Wednesday, 20 January 2010

sleeping dreams

so you sleep so peacefully
uncaring that I watch you
those eye lids moving along
with your tremulous dreams
your nose flaring a bit
the rise and fall of your chest
I subtly put my ears to it
picking up your heart beat
I sway to the rhythm of it
I steady myself and
my palms slide over you
your skin seeps ecstasy
into mine. closing my eyes
I join you in your dreams
adding some of my own..


I wrote that after reading the following. I don't know if it is transliteration or transcreation.

Variation On The Word Sleep

Margaret Atwood

I would like to watch you sleeping,
which may not happen.
I would like to watch you,
sleeping. I would like to sleep
with you, to enter
your sleep as its smooth dark wave
slides over my head

and walk with you through that lucent
wavering forest of bluegreen leaves
with its watery sun & three moons
towards the cave where you must descend,
towards your worst fear

I would like to give you the silver
branch, the small white flower, the one
word that will protect you
from the grief at the center
of your dream, from the grief
at the center I would like to follow
you up the long stairway
again & become
the boat that would row you back
carefully, a flame
in two cupped hands
to where your body lies
beside me, and as you enter
it as easily as breathing in

I would like to be the air
that inhabits you for a moment
only. I would like to be that unnoticed
& that necessary.


  1. Transcreation indeed! are such a hoot triptoes!
    Incidentally really lovely poem.Adding dreams of your own
    is a nice touch.

  2. I enjoyed your piece as a freestanding poem so I passed on the Margaret Attwood!

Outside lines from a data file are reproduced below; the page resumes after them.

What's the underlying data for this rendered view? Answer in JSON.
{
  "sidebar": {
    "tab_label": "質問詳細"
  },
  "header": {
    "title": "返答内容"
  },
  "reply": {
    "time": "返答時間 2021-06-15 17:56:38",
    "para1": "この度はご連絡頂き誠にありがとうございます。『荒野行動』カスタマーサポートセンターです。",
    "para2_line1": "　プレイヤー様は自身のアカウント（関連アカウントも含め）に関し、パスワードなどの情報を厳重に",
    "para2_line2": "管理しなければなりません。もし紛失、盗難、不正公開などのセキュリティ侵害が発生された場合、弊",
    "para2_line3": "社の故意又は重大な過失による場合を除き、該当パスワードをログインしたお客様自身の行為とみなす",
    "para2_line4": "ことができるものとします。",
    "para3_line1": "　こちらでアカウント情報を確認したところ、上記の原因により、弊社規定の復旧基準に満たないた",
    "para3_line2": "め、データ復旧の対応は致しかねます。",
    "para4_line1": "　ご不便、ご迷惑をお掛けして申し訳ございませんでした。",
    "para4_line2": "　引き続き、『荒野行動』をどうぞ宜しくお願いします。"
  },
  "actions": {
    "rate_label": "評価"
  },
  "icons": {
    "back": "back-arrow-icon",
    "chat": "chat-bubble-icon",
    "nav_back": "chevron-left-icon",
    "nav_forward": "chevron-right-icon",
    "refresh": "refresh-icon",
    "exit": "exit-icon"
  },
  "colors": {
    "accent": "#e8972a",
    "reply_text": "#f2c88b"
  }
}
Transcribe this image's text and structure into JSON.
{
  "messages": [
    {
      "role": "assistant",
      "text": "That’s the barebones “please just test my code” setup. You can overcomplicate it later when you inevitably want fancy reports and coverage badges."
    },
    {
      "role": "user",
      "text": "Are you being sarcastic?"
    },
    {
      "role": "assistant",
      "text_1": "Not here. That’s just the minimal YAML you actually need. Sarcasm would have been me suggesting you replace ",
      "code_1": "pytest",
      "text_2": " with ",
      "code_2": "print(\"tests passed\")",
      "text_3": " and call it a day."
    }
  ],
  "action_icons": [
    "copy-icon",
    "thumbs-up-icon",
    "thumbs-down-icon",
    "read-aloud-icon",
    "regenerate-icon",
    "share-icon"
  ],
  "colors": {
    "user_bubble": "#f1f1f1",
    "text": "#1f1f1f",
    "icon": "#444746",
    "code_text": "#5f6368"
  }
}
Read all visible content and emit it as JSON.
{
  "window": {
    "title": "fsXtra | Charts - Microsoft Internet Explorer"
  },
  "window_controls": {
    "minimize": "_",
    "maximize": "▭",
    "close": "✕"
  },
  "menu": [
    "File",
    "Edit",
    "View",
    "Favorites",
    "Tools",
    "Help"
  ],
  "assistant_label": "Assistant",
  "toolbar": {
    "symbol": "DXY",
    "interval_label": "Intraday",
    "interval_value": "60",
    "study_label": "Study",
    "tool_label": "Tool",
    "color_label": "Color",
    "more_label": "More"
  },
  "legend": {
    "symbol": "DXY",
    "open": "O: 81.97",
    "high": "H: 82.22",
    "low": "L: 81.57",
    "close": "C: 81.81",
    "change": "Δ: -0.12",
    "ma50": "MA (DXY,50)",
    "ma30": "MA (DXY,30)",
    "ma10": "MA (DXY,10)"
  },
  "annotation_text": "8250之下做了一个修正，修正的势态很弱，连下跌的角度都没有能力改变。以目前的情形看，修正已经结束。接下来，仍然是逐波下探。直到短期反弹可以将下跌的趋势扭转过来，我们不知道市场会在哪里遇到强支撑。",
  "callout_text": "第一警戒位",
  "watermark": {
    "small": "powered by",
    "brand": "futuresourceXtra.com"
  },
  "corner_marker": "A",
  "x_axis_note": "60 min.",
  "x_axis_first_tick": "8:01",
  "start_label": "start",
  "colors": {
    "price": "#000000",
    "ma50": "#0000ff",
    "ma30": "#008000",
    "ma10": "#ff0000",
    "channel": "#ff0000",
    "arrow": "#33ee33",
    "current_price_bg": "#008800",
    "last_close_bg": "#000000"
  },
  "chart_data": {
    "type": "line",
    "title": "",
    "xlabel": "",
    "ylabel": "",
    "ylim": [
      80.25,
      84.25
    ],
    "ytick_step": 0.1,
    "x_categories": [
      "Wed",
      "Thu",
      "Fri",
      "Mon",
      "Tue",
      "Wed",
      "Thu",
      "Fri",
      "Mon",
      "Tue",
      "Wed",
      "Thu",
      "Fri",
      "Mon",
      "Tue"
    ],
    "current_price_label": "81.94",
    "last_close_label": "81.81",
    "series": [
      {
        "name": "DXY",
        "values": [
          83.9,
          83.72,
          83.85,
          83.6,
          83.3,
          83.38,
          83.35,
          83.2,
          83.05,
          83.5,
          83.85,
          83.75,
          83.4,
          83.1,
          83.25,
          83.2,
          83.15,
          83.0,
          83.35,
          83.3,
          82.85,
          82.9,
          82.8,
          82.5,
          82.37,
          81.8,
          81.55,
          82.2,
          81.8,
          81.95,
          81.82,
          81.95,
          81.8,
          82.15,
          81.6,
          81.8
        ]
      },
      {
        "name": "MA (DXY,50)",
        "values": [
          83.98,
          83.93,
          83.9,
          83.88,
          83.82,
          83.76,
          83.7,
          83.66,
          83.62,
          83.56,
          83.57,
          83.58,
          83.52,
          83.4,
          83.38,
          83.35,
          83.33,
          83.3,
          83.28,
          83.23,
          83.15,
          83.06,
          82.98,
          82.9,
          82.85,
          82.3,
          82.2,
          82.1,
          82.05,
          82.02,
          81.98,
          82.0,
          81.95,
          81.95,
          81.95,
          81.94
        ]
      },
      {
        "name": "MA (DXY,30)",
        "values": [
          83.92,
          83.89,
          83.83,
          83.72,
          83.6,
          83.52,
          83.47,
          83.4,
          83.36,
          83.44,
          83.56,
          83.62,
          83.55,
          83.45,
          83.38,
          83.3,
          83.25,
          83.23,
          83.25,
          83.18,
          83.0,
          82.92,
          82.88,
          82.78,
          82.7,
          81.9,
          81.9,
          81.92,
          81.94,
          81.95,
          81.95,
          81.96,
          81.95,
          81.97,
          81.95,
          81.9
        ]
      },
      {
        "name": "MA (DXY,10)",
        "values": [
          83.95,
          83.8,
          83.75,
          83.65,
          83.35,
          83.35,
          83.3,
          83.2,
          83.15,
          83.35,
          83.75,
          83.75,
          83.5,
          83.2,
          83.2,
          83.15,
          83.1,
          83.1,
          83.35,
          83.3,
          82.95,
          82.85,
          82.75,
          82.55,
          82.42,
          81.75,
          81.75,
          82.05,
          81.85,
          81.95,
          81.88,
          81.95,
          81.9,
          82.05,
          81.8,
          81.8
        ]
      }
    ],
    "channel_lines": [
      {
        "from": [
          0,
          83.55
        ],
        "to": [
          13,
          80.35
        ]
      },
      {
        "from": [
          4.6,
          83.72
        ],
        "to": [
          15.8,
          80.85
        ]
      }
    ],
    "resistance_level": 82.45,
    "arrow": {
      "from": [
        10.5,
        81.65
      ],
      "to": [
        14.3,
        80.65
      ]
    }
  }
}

  3. wOW, DOUBLE WOW..I love both, !

  4. Hi Gautami,

    I remember reading this last year. Still lovely - and nice to see the inspiration.

  5. So lovely, very well done as usual...

  6. very nice.
    I like that idea of transcreation

  7. I think your poem is watching her poem. Derived from it.

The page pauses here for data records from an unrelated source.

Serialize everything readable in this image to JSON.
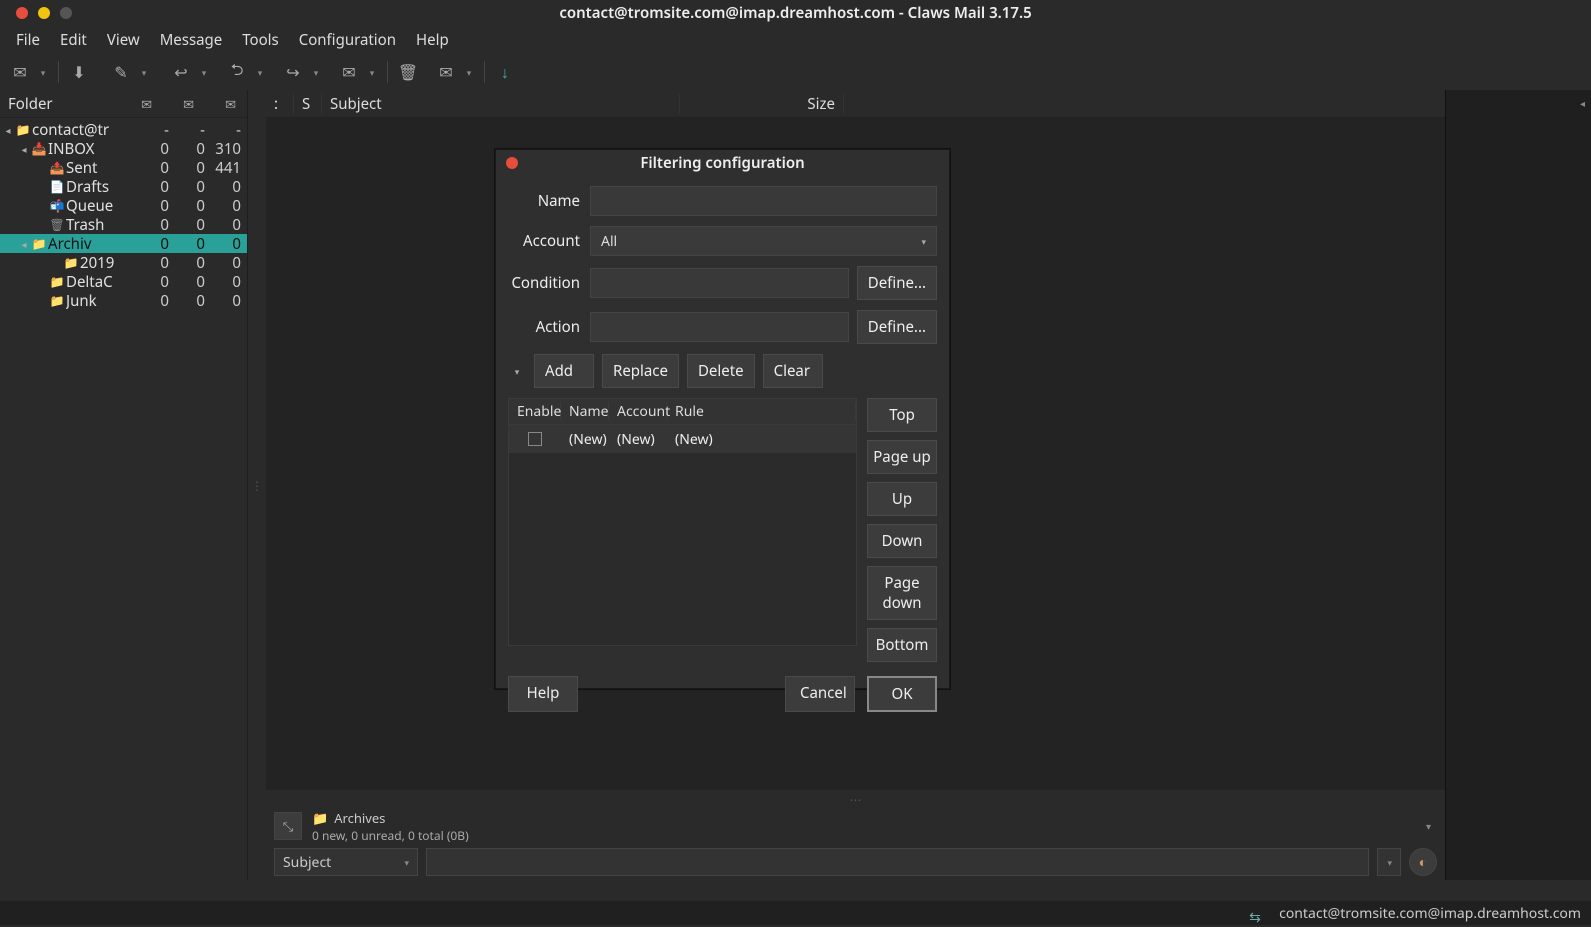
{
  "window": {
    "title": "contact@tromsite.com@imap.dreamhost.com - Claws Mail 3.17.5"
  },
  "menu": [
    "File",
    "Edit",
    "View",
    "Message",
    "Tools",
    "Configuration",
    "Help"
  ],
  "toolbar_icons": [
    "compose",
    "|",
    "receive",
    "send",
    "▾",
    "reply",
    "▾",
    "replyall",
    "▾",
    "forward",
    "▾",
    "mark",
    "▾",
    "|",
    "trash",
    "junk",
    "▾",
    "|",
    "refresh"
  ],
  "folder_header": {
    "label": "Folder"
  },
  "folders": [
    {
      "indent": 0,
      "exp": "◂",
      "icon": "📁",
      "name": "contact@tr",
      "c1": "-",
      "c2": "-",
      "c3": "-",
      "sel": false
    },
    {
      "indent": 1,
      "exp": "◂",
      "icon": "📥",
      "name": "INBOX",
      "c1": "0",
      "c2": "0",
      "c3": "310",
      "sel": false
    },
    {
      "indent": 2,
      "exp": "",
      "icon": "📤",
      "name": "Sent",
      "c1": "0",
      "c2": "0",
      "c3": "441",
      "sel": false
    },
    {
      "indent": 2,
      "exp": "",
      "icon": "📄",
      "name": "Drafts",
      "c1": "0",
      "c2": "0",
      "c3": "0",
      "sel": false
    },
    {
      "indent": 2,
      "exp": "",
      "icon": "📬",
      "name": "Queue",
      "c1": "0",
      "c2": "0",
      "c3": "0",
      "sel": false
    },
    {
      "indent": 2,
      "exp": "",
      "icon": "🗑",
      "name": "Trash",
      "c1": "0",
      "c2": "0",
      "c3": "0",
      "sel": false
    },
    {
      "indent": 1,
      "exp": "◂",
      "icon": "📁",
      "name": "Archiv",
      "c1": "0",
      "c2": "0",
      "c3": "0",
      "sel": true
    },
    {
      "indent": 3,
      "exp": "",
      "icon": "📁",
      "name": "2019",
      "c1": "0",
      "c2": "0",
      "c3": "0",
      "sel": false
    },
    {
      "indent": 2,
      "exp": "",
      "icon": "📁",
      "name": "DeltaC",
      "c1": "0",
      "c2": "0",
      "c3": "0",
      "sel": false
    },
    {
      "indent": 2,
      "exp": "",
      "icon": "📁",
      "name": "Junk",
      "c1": "0",
      "c2": "0",
      "c3": "0",
      "sel": false
    }
  ],
  "msg_cols": {
    "status": "S",
    "subject": "Subject",
    "size": "Size"
  },
  "preview": {
    "folder": "Archives",
    "status": "0 new, 0 unread, 0 total (0B)"
  },
  "subject_filter": {
    "label": "Subject"
  },
  "statusbar": {
    "account": "contact@tromsite.com@imap.dreamhost.com"
  },
  "dialog": {
    "title": "Filtering configuration",
    "labels": {
      "name": "Name",
      "account": "Account",
      "condition": "Condition",
      "action": "Action"
    },
    "account_value": "All",
    "define": "Define...",
    "action_buttons": {
      "add": "Add",
      "replace": "Replace",
      "delete": "Delete",
      "clear": "Clear"
    },
    "list_headers": {
      "enable": "Enable",
      "name": "Name",
      "account": "Account",
      "rule": "Rule"
    },
    "list_row": {
      "name": "(New)",
      "account": "(New)",
      "rule": "(New)"
    },
    "order": {
      "top": "Top",
      "pageup": "Page up",
      "up": "Up",
      "down": "Down",
      "pagedown": "Page down",
      "bottom": "Bottom"
    },
    "footer": {
      "help": "Help",
      "cancel": "Cancel",
      "ok": "OK"
    }
  }
}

    Maybe enter the Atwood poem into Google, translate it into a foreign language, then write your poem based on that translation?

  8. Sorry, I meant to give my name with that last post above. The "Anonymous" posting is from me, Therese Broderick.

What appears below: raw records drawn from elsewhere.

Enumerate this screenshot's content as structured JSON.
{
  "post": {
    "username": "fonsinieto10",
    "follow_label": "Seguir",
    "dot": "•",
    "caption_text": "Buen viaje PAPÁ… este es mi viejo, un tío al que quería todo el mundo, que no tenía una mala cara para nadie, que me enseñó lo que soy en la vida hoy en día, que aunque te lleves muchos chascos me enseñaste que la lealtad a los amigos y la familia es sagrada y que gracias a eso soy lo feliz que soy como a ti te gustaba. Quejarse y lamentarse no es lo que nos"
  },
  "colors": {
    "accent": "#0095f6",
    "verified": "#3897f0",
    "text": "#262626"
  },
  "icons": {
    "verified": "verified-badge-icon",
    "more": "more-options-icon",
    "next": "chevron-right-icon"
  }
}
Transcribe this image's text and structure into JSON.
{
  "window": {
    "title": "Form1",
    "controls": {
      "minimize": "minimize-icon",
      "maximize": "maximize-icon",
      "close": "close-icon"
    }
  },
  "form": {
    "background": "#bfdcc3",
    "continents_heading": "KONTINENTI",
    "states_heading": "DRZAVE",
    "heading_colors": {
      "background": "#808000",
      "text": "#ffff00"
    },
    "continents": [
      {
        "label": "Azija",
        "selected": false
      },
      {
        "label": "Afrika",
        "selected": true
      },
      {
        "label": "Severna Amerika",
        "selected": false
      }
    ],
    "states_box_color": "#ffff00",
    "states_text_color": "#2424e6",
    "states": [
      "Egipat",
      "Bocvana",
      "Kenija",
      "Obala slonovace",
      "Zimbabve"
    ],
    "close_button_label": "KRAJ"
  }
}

  9. I like your version so much better. It's sensual. Of course, I do have an aversion to Atwood, but still, I like your version. Thanks for sharing it with us.

  10. It works for me! The nice touches in your poem make it so very readable!

  11. I see this as kind of a shorter restatement of Atwood's poem. You focus more on the scene, while she depicts the inner life of the speaker as she watches the subject sleep. I think it works. Nicely done.


  12. An occasional exercise in imitation or adaptationis a way of finding your own voice. I find it significant that Atwood's subjunctive becomes Gautami's indicative.

  13. I like your version better -- it gets right to the point!

  14. Both poems are nice, but I like yours the best.

  15. like how you connect in his dreams! Wonderful.

  16. Very nice! I quite like both, and I like that you included the Atwood -- I am a fan of her poetry, and I think that the two poems here are complimentary.

  17. I've enjoyed some of Atwood's novels in the past, but have read very little of her poetry.

    I must say I really prefer your poem to hers. I especially like the last line about adding the dreams.

    Thanks for visiting my link from FreeVerse this week!

  18. can’t get no sleep

    so you sleep so snorefully
    uncaring that I hear you
    those nostrils moving along
    with your tremulous lips
    your nose flaring a whole lot
    the heave and ho of your chest
    I subtly grab you round your throat
    picking up your heart beat
    I sway to the rhythm of it
    Then steady myself and
    push down hard as I can
    your neck is too thick
    does no good. closing my eyes
    I join your snore-chorus
    drowning you out with my own..

  19. Sir Silley, you are so insulting. I never invited you to visit my blog. Why can't you stay away?

    Next time you visit me, I will squash you like a fly!

  20. Vividly done -- I like your use of detail.

  21. Nathan: Why thank you, kind Sir. Long hours have I spent studying the minutia of how snores are produced and manufactured in the domestic setting and it is no doubt for this reason that you so discerningly note my flare for details such as nostrils etc.

  22. I thought your poem was wonderful ... and I can see the inspiration in the Atwood poem but you did a wonderful job carving out your own piece of beauty.

  23. Sir Silley, Nathan's comment was for my poem. Not yours. Infact yours is downright offensive!

  24. I say you are wrong and that Nathan is a Gentleman of Taste and Discernment who recognizes the Genius of my nostrl-based writing above on this thread.

    Since we hear nothing from Nathan, it is quite apparent that he agrees with this assessment.

  25. There is always something that moves me when one poet finds inspiration from another and creates a derivation. This is one of my favorites from Margaret Atwood... I loved the visualization in yours.

    And the Silley "snoring poem" was artful and funny!


  26. I, too am amongst those who liked your beautiful poem better than Margaret Atwood's poem.

    And thank you for stopping by at my blog and for your comment.